Mais qui est vraiment Suzette Delaloge ?

Cheffe du service de pathologie mammaire à l’institut Gustave-Roussy, cette cancérologue anticonventionnelle revendique sa sensibilité. Et le droit de soigner chacune de ses patientes comme sa sœur ou sa mère.

Suzette Delaloge -roseup association - rosemagazine - face aux cancers osons la vie
Photo : P.E. Rastoin

Yeux

Noyés de larmes (parfois). « Il m’arrive de pleurer avec mes patientes. Parfois plus qu’elles. J’ai des relations humaines de grande proximité avec les femmes que je soigne. La souffrance, le désespoir, cela reste pour moi insupportable. » 

Cerveau

Matinal. «  Je me réveille à 5 h 30. Mon cerveau marche mieux le matin. J’ai plein d’idées sous la douche : je trouve des solutions scientifiques, je réévalue un traitement pour une patiente, j’imagine une nouvelle voie… Du coup, je peux passer pas mal de temps dans ma salle de bains !  »

Oreille

Aux aguets. Suzette écoute beaucoup : « Toutes les histoires que me racontent mes patientes m’intéressent. Confrontées au cancer, elles vivent tout plus intensément.

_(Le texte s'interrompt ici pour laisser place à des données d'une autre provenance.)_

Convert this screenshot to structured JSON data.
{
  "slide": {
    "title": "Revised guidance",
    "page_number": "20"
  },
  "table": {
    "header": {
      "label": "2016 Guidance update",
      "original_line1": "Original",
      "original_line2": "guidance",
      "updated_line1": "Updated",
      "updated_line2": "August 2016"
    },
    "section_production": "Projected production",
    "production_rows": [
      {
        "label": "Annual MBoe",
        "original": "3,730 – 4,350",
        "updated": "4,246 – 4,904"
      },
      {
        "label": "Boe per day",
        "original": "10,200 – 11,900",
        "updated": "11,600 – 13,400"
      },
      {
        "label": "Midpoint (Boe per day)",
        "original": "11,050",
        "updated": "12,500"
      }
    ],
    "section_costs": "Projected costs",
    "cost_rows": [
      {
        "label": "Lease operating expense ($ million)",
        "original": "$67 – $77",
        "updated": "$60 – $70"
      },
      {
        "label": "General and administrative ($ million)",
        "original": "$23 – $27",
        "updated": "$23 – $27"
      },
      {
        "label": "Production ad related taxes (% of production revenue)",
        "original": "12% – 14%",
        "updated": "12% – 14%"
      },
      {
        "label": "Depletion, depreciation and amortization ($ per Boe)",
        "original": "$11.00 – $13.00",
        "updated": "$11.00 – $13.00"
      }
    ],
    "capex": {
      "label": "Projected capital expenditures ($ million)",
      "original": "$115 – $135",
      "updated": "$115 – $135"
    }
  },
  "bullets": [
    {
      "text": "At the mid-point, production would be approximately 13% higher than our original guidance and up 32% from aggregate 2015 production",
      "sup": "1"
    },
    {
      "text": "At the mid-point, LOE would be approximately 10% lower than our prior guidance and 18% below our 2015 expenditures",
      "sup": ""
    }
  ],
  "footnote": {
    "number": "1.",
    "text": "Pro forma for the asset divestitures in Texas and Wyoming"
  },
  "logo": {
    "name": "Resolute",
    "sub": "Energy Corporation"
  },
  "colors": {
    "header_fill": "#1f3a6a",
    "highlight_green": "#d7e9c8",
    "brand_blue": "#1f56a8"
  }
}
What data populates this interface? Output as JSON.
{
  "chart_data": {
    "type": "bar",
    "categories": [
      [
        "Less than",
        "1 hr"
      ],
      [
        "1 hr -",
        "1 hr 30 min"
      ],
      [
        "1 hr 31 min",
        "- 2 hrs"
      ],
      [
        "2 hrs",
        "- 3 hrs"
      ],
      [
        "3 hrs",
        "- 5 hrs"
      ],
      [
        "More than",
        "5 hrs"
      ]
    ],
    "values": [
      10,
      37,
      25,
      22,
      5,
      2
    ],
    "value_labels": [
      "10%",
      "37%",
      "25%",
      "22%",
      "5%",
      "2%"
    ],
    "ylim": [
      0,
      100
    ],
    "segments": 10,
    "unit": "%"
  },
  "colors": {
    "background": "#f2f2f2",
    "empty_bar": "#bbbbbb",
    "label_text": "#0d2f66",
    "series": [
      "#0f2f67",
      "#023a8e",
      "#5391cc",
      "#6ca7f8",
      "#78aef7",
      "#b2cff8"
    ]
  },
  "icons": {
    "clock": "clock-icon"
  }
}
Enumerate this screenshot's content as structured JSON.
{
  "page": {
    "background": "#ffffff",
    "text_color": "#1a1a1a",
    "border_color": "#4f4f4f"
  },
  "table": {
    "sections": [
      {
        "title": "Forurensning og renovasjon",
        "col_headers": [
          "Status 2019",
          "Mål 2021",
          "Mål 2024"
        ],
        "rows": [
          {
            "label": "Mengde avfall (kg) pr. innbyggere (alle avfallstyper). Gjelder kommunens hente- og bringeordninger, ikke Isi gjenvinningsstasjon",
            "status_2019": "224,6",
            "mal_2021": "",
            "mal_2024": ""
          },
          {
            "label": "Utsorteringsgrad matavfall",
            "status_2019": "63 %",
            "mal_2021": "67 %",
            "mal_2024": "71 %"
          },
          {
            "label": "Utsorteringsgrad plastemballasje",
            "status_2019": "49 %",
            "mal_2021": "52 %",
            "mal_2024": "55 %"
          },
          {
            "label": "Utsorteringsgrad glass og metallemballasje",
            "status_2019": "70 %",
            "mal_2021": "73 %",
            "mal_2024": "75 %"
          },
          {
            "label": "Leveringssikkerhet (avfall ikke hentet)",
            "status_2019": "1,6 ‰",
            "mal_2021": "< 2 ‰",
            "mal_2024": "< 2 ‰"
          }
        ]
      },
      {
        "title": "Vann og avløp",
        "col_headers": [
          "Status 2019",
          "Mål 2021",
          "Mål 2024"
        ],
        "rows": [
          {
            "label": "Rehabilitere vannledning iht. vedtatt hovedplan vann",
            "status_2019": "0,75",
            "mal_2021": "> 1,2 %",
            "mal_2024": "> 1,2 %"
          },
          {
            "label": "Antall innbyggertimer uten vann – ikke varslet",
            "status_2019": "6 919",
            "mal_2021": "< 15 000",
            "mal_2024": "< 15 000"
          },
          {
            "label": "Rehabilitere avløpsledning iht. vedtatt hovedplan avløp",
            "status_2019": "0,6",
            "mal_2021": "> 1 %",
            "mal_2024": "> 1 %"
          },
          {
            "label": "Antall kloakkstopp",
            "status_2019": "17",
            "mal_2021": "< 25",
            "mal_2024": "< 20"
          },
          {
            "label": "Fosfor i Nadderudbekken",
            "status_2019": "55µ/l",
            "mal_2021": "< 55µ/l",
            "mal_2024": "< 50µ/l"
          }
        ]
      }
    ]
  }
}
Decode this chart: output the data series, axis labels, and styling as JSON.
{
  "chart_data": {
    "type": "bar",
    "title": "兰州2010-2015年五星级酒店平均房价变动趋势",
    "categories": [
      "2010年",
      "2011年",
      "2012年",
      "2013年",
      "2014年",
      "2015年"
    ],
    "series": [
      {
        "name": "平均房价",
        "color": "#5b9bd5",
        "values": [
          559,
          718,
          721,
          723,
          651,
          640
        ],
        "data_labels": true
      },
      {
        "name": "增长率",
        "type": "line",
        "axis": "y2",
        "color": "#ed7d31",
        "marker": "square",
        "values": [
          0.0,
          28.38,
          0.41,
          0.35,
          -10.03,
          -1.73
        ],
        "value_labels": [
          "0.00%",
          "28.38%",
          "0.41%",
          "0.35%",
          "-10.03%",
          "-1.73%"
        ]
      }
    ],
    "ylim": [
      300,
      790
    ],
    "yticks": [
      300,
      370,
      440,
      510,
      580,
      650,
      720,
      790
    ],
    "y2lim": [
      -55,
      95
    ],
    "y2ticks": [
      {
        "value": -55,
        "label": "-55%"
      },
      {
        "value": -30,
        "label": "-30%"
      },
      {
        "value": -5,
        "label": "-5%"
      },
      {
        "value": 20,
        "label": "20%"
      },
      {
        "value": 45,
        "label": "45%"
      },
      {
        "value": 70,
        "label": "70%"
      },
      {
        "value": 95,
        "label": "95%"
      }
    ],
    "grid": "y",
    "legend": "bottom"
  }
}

La maladie nous rapproche de l’essentiel. Le sens de la vie. Les priorités. Il est rare d’échanger des banalités avec un malade. » 

Main droite

Greffée à un clavier. À Gustave-Roussy, où elle pratique comme cancérologue depuis vingt ans, c’est devenu un gag entre médecins : on entend Suzette frapper ses comptes rendus de l’autre côté du couloir tant elle y met d’énergie. Elle continue d’ailleurs souvent dans le RER – sous l’œil étonné des autres voyageurs. 

Poitrine

Décorée. De la Légion d’honneur. Rarement aussi justement portée.

Cœur

Lent. 45 battements/minute. « Je crois que j’ai des bêtabloquants naturels. Cela me permet de supporter des émotions fortes sans sourciller. On se prend tant de choses dans la tête : la souffrance, la peur, le refus. Je dois tout entendre, tout porter. Avec le temps, chez moi, l’empathie pour mes patientes ne fait que croître.

Pieds

Entraînés. Adepte de randonnée durant ses loisirs, elle marche environ 60 km par semaine pour se rendre à l’IGR chaque jour. Une respiration indispensable, l’occasion de réfléchir, au rythme de son pas.